Saturday, July 2, 2011

The 14th Amendment can solve the debt limit default crisis

According to Senator Chuck Schumer (D-NY), there has been private discussion of the possibility that section 4 of the 14th Amendment authorizes the President to avoid default on the government's debt in the absence of Congressional legislation to raise the debt limit. However, "It's worth exploring next time around," Schumer said. "But it hasn't been examined enough to deploy it this time."

I believe it would be wise, however, to "deploy" this idea as a more openly discussed possibility sooner rather than later to reduce financial markets anxiety and to be prepared for its actual application in the event it becomes necessary.

One problem that may be holding Sen. Schumer back is that he seems to expect the Amendment to be taken as authorization for the President to issue new debt in order to roll over the old -- and I would agree that that proposition is problematic. It is not clear that the Amendment authorizes the issuance of new debt. The sounder idea, I propose, would be to issue no new debt but to simply make scheduled debt payments by Treasury issued checks, justifying check overdrafting as being required by the 14th Amendment.

These checks would be honored by banks U.S. and foreign if they knew they would be honored when presented, in turn, to the Federal Reserve Bank. The Fed would have no choice, however, but to do so.

In the first place, the Fed as much as the President is required to uphold the Constitution. It would violate the 14th Amendment for the Fed to put in question the validity of the government's debt by refusing payments.

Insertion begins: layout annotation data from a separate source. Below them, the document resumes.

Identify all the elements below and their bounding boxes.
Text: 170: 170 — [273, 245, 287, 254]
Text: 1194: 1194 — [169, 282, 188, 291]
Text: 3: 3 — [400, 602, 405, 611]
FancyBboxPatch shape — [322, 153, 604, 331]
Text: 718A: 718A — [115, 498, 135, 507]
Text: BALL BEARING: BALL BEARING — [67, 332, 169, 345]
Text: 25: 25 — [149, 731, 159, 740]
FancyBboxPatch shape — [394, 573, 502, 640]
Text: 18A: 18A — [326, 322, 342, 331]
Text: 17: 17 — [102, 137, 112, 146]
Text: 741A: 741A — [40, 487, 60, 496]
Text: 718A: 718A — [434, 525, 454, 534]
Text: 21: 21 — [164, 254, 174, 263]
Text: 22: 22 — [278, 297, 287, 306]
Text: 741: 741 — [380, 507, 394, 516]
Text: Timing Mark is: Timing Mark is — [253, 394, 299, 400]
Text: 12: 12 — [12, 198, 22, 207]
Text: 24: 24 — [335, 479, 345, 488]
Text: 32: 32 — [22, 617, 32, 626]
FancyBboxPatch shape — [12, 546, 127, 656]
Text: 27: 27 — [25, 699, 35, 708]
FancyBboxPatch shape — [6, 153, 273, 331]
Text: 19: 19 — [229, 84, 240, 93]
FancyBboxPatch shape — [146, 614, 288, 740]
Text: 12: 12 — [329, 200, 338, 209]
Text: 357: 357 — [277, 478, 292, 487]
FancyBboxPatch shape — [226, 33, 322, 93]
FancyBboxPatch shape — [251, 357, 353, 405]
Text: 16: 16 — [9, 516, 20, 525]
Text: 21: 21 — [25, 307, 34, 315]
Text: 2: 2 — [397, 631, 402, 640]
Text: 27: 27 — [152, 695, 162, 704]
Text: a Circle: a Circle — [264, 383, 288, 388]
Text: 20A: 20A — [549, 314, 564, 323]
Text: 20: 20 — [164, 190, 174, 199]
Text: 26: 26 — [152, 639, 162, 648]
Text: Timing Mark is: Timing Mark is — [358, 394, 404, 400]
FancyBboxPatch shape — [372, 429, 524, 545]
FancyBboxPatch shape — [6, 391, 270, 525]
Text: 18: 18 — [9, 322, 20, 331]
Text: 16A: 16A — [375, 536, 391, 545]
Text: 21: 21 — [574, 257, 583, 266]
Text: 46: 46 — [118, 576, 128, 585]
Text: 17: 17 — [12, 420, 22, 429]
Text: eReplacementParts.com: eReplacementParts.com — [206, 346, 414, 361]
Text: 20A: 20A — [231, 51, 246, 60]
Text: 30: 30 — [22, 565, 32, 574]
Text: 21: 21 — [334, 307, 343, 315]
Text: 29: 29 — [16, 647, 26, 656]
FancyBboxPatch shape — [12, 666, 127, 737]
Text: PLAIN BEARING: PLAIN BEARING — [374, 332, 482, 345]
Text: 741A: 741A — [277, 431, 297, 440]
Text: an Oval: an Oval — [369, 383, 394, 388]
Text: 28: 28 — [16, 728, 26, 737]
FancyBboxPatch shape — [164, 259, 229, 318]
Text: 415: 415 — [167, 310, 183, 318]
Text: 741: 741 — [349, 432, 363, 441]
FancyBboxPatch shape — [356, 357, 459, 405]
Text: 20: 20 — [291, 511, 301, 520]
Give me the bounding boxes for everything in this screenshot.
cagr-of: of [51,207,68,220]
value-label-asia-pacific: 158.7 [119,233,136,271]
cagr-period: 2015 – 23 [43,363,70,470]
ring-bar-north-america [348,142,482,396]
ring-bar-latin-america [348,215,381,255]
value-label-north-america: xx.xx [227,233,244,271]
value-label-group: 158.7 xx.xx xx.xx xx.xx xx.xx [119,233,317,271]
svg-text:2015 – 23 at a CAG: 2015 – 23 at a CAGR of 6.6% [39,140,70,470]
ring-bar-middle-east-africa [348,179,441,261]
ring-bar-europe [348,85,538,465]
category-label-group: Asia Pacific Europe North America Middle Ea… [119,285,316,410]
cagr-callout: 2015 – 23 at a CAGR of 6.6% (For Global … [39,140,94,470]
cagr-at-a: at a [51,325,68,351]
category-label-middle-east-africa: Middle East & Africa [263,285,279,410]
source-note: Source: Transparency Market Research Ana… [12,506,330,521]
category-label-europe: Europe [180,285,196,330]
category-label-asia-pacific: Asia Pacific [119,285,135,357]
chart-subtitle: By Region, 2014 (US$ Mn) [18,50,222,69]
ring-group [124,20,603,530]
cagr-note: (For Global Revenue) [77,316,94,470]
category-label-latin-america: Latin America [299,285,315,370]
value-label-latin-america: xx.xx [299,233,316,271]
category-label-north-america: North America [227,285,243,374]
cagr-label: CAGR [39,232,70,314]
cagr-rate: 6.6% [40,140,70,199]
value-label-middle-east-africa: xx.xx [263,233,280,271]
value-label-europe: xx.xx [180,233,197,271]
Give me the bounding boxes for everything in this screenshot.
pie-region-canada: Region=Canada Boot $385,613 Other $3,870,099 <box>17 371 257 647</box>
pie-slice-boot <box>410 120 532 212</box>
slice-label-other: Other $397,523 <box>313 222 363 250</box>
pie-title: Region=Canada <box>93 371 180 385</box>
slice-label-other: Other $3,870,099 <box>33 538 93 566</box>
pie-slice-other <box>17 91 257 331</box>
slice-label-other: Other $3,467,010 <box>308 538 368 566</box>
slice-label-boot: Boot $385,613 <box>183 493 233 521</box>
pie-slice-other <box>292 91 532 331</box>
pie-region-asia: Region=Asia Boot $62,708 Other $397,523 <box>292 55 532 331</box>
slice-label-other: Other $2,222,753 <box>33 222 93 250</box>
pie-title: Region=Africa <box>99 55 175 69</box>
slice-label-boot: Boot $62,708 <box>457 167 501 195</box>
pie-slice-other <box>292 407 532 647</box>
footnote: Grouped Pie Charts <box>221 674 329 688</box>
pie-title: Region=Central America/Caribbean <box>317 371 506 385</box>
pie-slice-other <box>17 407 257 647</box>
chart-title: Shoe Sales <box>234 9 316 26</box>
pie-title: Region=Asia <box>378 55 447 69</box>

Secondly, it would be a global financial disaster if it refused.

Furthermore, incoming funds would be available to pay some of the debt payment checks but the Fed would have no fair way to decide which payments would be so covered and which would not. It might choose to not formally pay and collect at first only on the debt it holds itself, deeming the rest to be covered, but after that it would have to pay on it all.

Finally, extinguishing the government's debt by paying off on it with created funds is what the Fed has already been doing anyhow with "QE1" and "QE2"-- the only operational difference is that it would be paying as the debt came due instead of buying it in ahead of time.

What I am suggesting does not completely avoid a government "shutdown" since new funds above the debt limit are not borrowed to keep programs going. However, debt paid off at the Fed would permit issuing of replacement debt still under the debt limit. The procedure I am suggesting is only a way to avoid defaulting on already issued debt and to help maintain some minimal government services. The government is in too much debt. My suggestion does not solve the debt crisis -- only the default aspect of the debt limit crisis.

UPDATE: David Frum at CNN does a fine job of explaining how the President has negotiated like a chump -- and goes on to explain the "new debt issue" problem with using the 14th Amendment. Obviously he didn't read my post.